为什么std :: vector <uint8_t> :: insert使用MSVC 2015编译器的速度比std :: copy快5倍？

Question

I have a trivial function that copies a byte block to std::vector:

std::vector<uint8_t> v;

void Write(const uint8_t * buffer, size_t count)
{
    //std::copy(buffer, buffer + count, std::back_inserter(v));

    v.insert(v.end(), buffer, buffer + count);
}

v.reserve(<buffer size>);
v.resize(0);

Write(<some buffer>, <buffer size>);

if I use std::vector<uint8_t>::insert it works 5 times faster than if I use std::copy .

I tried to compile this code with MSVC 2015 with enabled and disabled optimization and got the same result.

Looks like something is strange with std::copy or std::back_inserter implementation.

Answer 1

Standard library implementation is written with performance in mind, but performance is achieved only when optimization is ON.

 //This reduces the performance dramatically if the optimization is switched off. 

Trying to measure a function performance with optimization OFF is as pointless as asking ourselves if the law of gravitation would still be true if there were no mass left in the Universe .

Answer 2

The call to v.insert is calling a member function of the container. The member function knows how the container is implemented, so it can do things that a more generic algorithm can't do.
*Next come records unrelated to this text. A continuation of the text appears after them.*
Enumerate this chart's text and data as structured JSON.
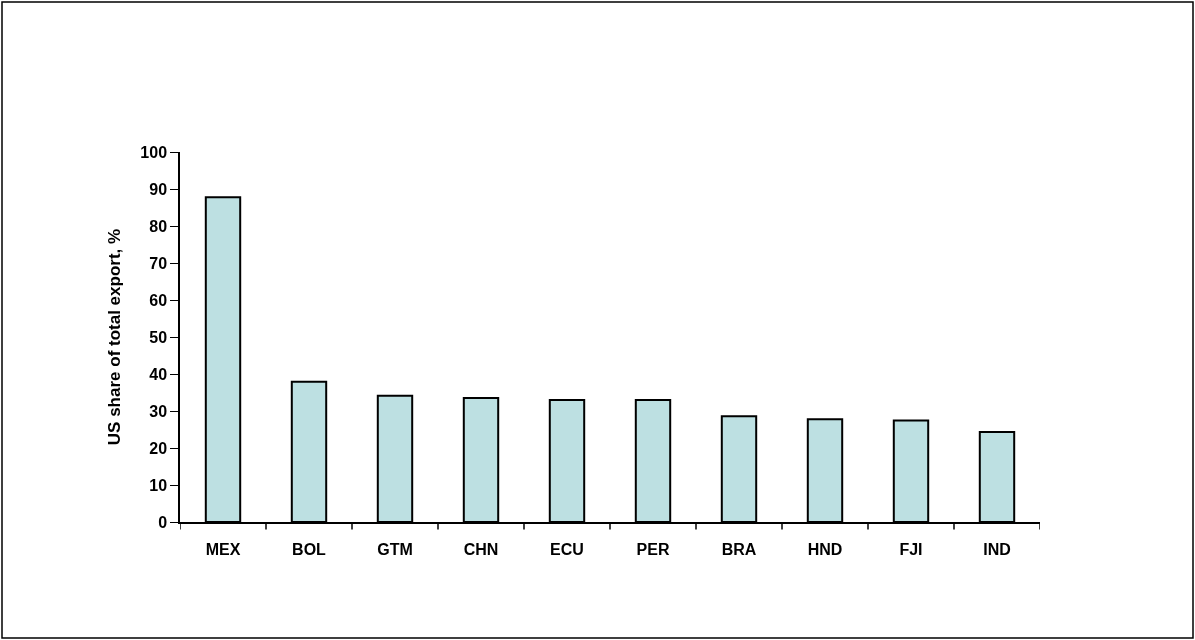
{
  "chart_data": {
    "type": "bar",
    "ylabel": "US share of total export, %",
    "categories": [
      "MEX",
      "BOL",
      "GTM",
      "CHN",
      "ECU",
      "PER",
      "BRA",
      "HND",
      "FJI",
      "IND"
    ],
    "values": [
      87.8,
      37.9,
      34.1,
      33.5,
      33.0,
      33.0,
      28.6,
      27.8,
      27.4,
      24.3
    ],
    "color": "#bde0e2",
    "ylim": [
      0,
      100
    ],
    "yticks": [
      0,
      10,
      20,
      30,
      40,
      50,
      60,
      70,
      80,
      90,
      100
    ],
    "legend": false
  }
}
In particular, when inserting a range of values designated by random-access iterators into a vector, the implementation knows how many elements are being added, so it can resize the internal storage once and then just copy the elements.

The call to std::copy with an insert-iterator, on the other hand, has to call insert for each element. It can't preallocate, because std::copy works with sequences, not containers; it doesn't know how to adjust the size of the container. So for large insertions into a vector the internal storage gets resized each time the vector is full and a new insertion is needed. The overhead of that reallocation is amortized constant time, but the constant is much larger than the constant when only one resizing is done.
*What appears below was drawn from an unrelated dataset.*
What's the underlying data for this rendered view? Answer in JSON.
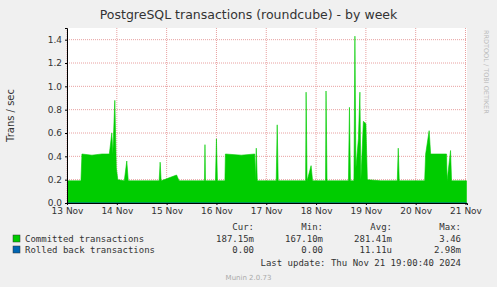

With the call to reserve (which I overlooked, thanks, @ChrisDrew), the overhead of reallocating is not as significant. But the implementation of insert knows how many values are being copied, and it knows that those values are contiguous in memory (because the iterator is a pointer), and it knows that the values are trivially copyable, so it will use std::memcpy to blast the bits in all at once. With std::copy , none of that applies; the back inserter has to check whether a reallocation is necessary, and that code can't be optimized out, so you end up with a loop that copies an element at a time, checking for the end of the allocated space for each element. That's much more expensive than a plain std::memcpy .

In general, the more the algorithm knows about the internals of the data structure that it's accessing, the faster it can be. STL algorithms are generic, and the cost of that genericity can be more overhead than a that of a container-specific algorithm.

Answer 3

With a good implementation of std::vector , v.insert(v.end(), buffer, buffer + count); might be implemented as:

size_t count = last-first;
resize(size() + count);
memcpy(data+offset, first, count);

std::copy(buffer, buffer + count, std::back_inserter(v)) on the other hand will be implemented as:

while ( first != last )
{
   *output++ = *first++;
}

which is equivalent to:

while ( first != last )
{
   v.push_back( *first++ );
}

or (roughly):

while ( first != last )
{
   // push_back should be slightly more efficient than this
   v.resize(v.size() + 1);
   v.back() = *first++;
}

Whilst in theory the compiler could optimise the above into a memcpy its unlikely to, at best you'll probably get the methods inlined so that you don't have a function call overhead, it'll still be writing one byte at a time whereas a memcpy will normally use vector instructions to copy multiple bytes at once.